Caritas Aotearoa New Zealand
MEDIA RELEASE – fOR IMMEDIATE RELEASE

25 September 2008

Caritas welcomes improved health and safety coverage for working children

Health and safety regulation changes giving child contractors the same protection as children working as employees, are being welcomed by Caritas, the Catholic agency for Justice, Peace and Development.

The changes, announced in a letter from the Department of Labour, are expected to come into force on 1 April 2009.

Caritas has undertaken two surveys of children’s working conditions, and expressed concern in both 2004 and 2007 that children working as contractors were not as well protected as children who were directly employed.

Caritas Director Michael Smith said this is particularly so for letterbox delivery work. The agency found that the health and safety conditions of adult postal workers and directly employed child newspaper delivery workers were generally better than those of children contracted by companies to deliver pamphlets and advertising circulars to household letterboxes.

“We recommended that the single step most likely to deliver protection to child workers would be to require a direct employment relationship. This is the intention of a private member’s bill by Darien Fenton, and we strongly endorse that as the best way to improve children’s overall working conditions.

“However, changing health and safety regulations to bring both child employees and child contractors under the same level of protection is a good first step, with the potential to reduce the number of accidents and injuries experienced by working children under the age of 15.”

Mr Smith said the changes will still need ongoing monitoring and enforcement by government agencies such as the Department of Labour, as well as by employers, parents and unions. “Many parents have reported to us a lack of interest by the Department of Labour in their children’s working experiences, because the children were contractors rather than employees.
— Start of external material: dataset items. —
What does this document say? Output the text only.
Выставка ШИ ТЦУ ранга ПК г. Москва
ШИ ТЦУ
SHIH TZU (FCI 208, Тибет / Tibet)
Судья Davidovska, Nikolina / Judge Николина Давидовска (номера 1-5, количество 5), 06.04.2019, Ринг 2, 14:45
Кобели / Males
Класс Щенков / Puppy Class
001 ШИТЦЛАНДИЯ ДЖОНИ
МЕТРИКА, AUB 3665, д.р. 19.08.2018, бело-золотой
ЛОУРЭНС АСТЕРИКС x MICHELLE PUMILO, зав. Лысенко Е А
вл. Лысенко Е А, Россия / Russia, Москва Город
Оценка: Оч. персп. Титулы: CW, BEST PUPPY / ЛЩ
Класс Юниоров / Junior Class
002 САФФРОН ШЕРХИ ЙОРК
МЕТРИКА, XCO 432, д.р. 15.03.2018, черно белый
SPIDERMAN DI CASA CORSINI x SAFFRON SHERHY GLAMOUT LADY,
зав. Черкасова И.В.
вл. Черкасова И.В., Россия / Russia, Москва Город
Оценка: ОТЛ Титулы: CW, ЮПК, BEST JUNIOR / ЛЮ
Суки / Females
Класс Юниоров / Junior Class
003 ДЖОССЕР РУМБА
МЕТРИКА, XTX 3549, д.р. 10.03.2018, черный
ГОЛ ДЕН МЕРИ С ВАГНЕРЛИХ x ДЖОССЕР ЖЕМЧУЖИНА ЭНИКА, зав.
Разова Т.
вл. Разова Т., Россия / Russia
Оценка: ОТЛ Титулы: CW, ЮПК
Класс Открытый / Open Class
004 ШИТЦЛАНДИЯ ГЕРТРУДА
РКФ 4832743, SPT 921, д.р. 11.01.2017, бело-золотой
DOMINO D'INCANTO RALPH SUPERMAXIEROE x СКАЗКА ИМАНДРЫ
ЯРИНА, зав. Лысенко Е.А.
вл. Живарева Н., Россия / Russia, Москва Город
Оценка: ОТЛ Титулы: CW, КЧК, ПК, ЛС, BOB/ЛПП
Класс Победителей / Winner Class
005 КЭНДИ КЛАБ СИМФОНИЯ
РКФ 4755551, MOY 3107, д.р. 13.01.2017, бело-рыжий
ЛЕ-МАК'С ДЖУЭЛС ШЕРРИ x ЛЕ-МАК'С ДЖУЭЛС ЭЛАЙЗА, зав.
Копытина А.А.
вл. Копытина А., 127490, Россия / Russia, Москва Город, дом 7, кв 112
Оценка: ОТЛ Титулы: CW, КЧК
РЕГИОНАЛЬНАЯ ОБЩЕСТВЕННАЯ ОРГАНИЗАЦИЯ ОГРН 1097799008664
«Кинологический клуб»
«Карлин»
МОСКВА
Our expectation is that this will improve following the regulatory changes, which make employment status irrelevant in enforcement of health and safety concerns.”

Caritas’ 2007 report Delivering the Goods showed health and safety concerns from child delivery workers included traffic accidents, inadequate monitoring of bikes and equipment (including the wearing of safety helmets), dog bites, strains caused by carrying heavy loads, and children working at dusk or after dark without similar safety clothing required of adult postal workers during the day.